Entre risas, como chiquillos, quedando en la muga de los municipios colindantes para poder compartir unas buenas viandas y quitar la morriña de la distancia con los allegados sin incumplir las medidas impuestas.
Términos de pandemia que se usan para limitar lo
que hasta hace menos de un año nos parecían derechos fundamentales: la libertad de
movimiento y la libertad de reunión. Cuando los límites para llegar a casa eran
autoimpuestos por la edad o lo bien que nos lo estuviéramos pasando y no por los
toques de queda, que por cierto, algo
bueno han traído. Ahora estamos todos puntuales, para la hora de la cena.
A todo nos acostumbramos. Te dicen que no puedes
reunirte más de cuatro personas, que a las diez en casa y que no salgas de Bilbao
y lo asumes. Poco a poco, lo asimilas, al cobijo de nuestras casas, sin bares, sin celebrar los
cumpleaños con los amigos, sin ir a ver a la madre porque no quieres saltarte
el confinamiento perimetral.
Hasta que un día, unos valientes para unos y unos inconscientes para otros, deciden desmantelar las medidas impuestas por los sabios de la
pandemia – los del LABI (Larrialdiei Aurregiteko Bidea) que hasta se
saltan sus propias restricciones- desbaratando el plan de acción propuesto por
el Gobierno Vasco para atajar la tercera ola del coronavirus. No será la última.
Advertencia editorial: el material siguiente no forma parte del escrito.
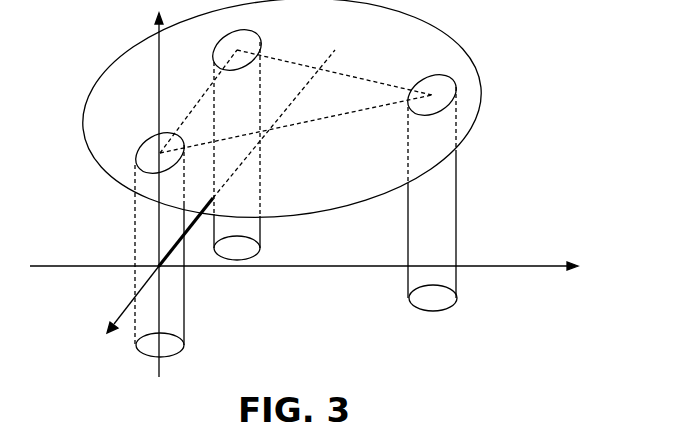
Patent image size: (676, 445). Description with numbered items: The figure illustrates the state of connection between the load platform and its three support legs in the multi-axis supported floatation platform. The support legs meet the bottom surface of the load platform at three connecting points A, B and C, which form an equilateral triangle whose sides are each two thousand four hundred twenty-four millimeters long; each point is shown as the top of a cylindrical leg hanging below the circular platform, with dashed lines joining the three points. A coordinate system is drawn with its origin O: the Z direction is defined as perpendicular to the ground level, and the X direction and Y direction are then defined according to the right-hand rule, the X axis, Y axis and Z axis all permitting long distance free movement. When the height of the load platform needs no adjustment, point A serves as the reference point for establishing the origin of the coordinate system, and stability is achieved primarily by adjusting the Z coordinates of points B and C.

The connecting point A is at (151, 240).
The connecting point B is at (245, 138).
The connecting point C is at (437, 188).
The coordinate origin O is at (169, 282).
The X direction X is at (210, 191).
The Y direction Y is at (304, 253).
The Z direction Z is at (139, 191).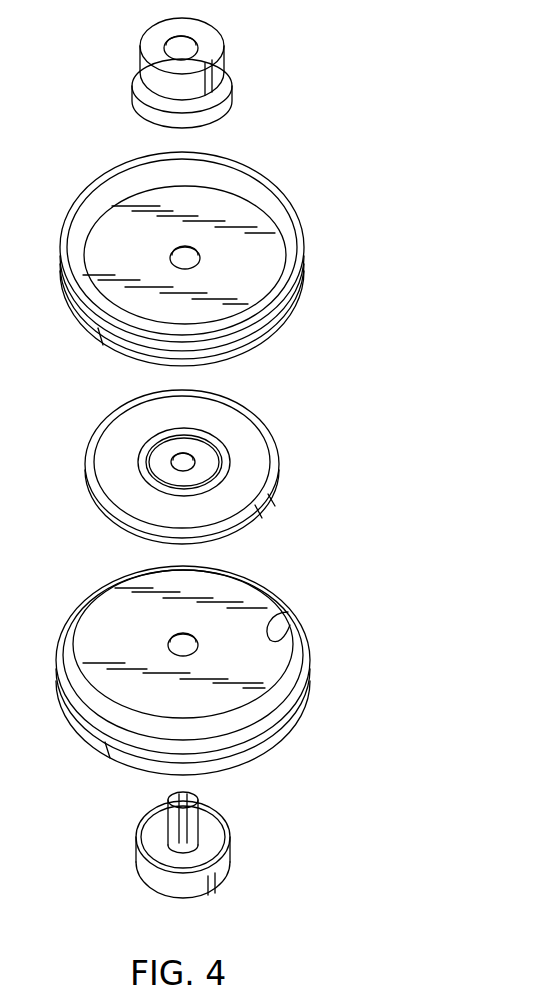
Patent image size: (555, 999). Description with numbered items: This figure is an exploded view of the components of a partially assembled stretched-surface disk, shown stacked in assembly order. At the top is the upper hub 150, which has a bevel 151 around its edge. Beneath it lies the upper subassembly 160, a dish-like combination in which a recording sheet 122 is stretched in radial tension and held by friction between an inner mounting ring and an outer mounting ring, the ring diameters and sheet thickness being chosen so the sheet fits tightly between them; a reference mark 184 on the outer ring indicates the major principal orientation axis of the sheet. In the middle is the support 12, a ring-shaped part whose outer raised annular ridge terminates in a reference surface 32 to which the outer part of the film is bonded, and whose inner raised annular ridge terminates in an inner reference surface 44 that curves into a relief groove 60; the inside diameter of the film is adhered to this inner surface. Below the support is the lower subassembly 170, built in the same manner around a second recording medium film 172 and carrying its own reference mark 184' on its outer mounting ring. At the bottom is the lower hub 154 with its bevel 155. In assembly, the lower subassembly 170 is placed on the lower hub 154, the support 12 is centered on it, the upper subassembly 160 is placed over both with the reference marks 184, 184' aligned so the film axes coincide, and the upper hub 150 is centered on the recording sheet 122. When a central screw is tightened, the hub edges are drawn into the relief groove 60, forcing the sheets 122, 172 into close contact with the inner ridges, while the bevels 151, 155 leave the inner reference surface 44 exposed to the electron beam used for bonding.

The support 12 is at (178, 467).
The reference surface 32 is at (92, 445).
The inner reference surface 44 is at (143, 453).
The relief groove 60 is at (218, 452).
The recording sheet 122 is at (110, 224).
The upper hub 150 is at (203, 82).
The bevel 151 is at (222, 101).
The lower hub 154 is at (230, 840).
The bevel 155 is at (198, 887).
The upper subassembly 160 is at (209, 264).
The lower subassembly 170 is at (209, 688).
The second recording medium film 172 is at (108, 612).
The reference mark 184 is at (74, 359).
The reference mark 184' is at (80, 777).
Los magistrados contradiciendo a los políticos, mermando su credibilidad. Los jueces del tribunal superior de justicia: Héroes
en las tabernas y villanos en los servicios médicos. El reconocimiento de media
población y el odio eterno de la otra.
Si a un sector como la hostelería se les permite
abrir, porque entienden que no son los responsables de la nueva oleada de contagio…
¿Qué es lo que impide saturar la justicia para reclamar que dejen jugar a
nuestros hijos a la pelota, a ir a San Mames, a viajar… y volver a trabajar
como antes?
El miedo que se nos ha incrustado durante estos
once meses, bombardeándonos con los más de dos millones de
muertos.
Algún día lo contaremos y no nos lo creeremos.
Esperemos, que todo nos parezca un mal sueño
del que no se hable más, dejándolo zanjado en algún rincón oscuro de nuestro
cerebro que nos protege de nosotros mismos, ocultándonos nuestros recuerdos traumáticos.